De Spinoza à Lacan – Autre Chose et la mystique

De Spinoza à Lacan – Autre Chose et la mystique

Présentation du livre de Hubert Ricard :
“De Spinoza à Lacan – Autre Chose et la mystique”,
par Jean-Louis Chassaing

 

EME et interCommunications
Collection “Lire en psychanalyse” dirigée par Christian Fierens et Guy Mertens
Bruxelles, 2015

 

Notre connaissance à propos des relations, dans l’œuvre de Lacan, de celui-ci avec les philosophes était enrichie par le livre de Pierre-Christophe Cathelineau : Lacan, lecteur d’Aristote : Politique, métaphysique, logique  (le Discours Psychanalytique, éditions de l’Association freudienne internationale ; 1er mars 2002).
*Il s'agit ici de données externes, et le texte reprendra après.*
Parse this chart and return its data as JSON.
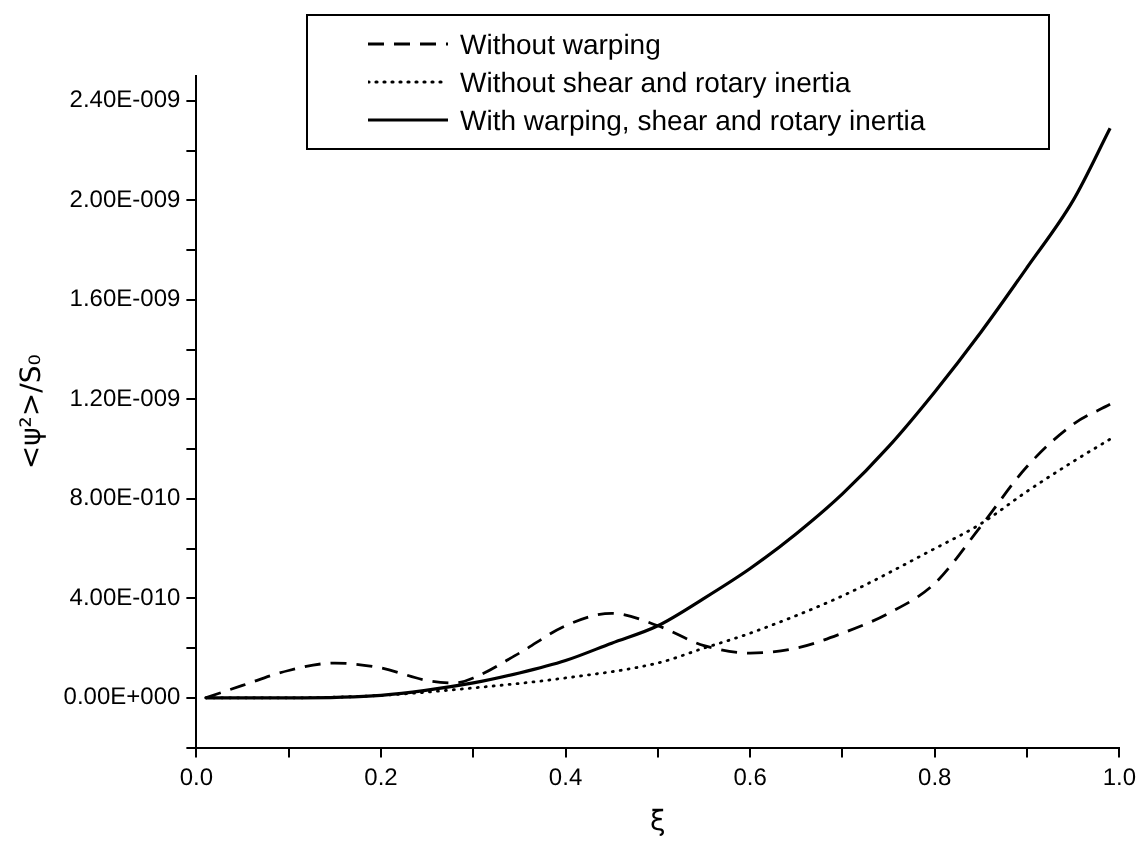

Le livre d’Hubert Ricard cite, voir confronte, fréquemment les théories aristotéliciennes avec ses autres analyses présentées ici, celles de Spinoza mais aussi d’Averroès, entre autres, et la référence aristotélicienne est présente au long de cet ouvrage, sans plus de présentation d’ailleurs par rapport à « ses » sujets essentiels traités ici.

D’une autre façon, et sur un autre plan,  un Lacan et Pascal publié dans la revue La Célibataire (N° 13, automne 2006) développe les textes et les discussions animées dans un colloque en juin 2002. Mais c’était plutôt « avec », et à l’encontre de Descartes que Spinoza élaborait sa doctrine.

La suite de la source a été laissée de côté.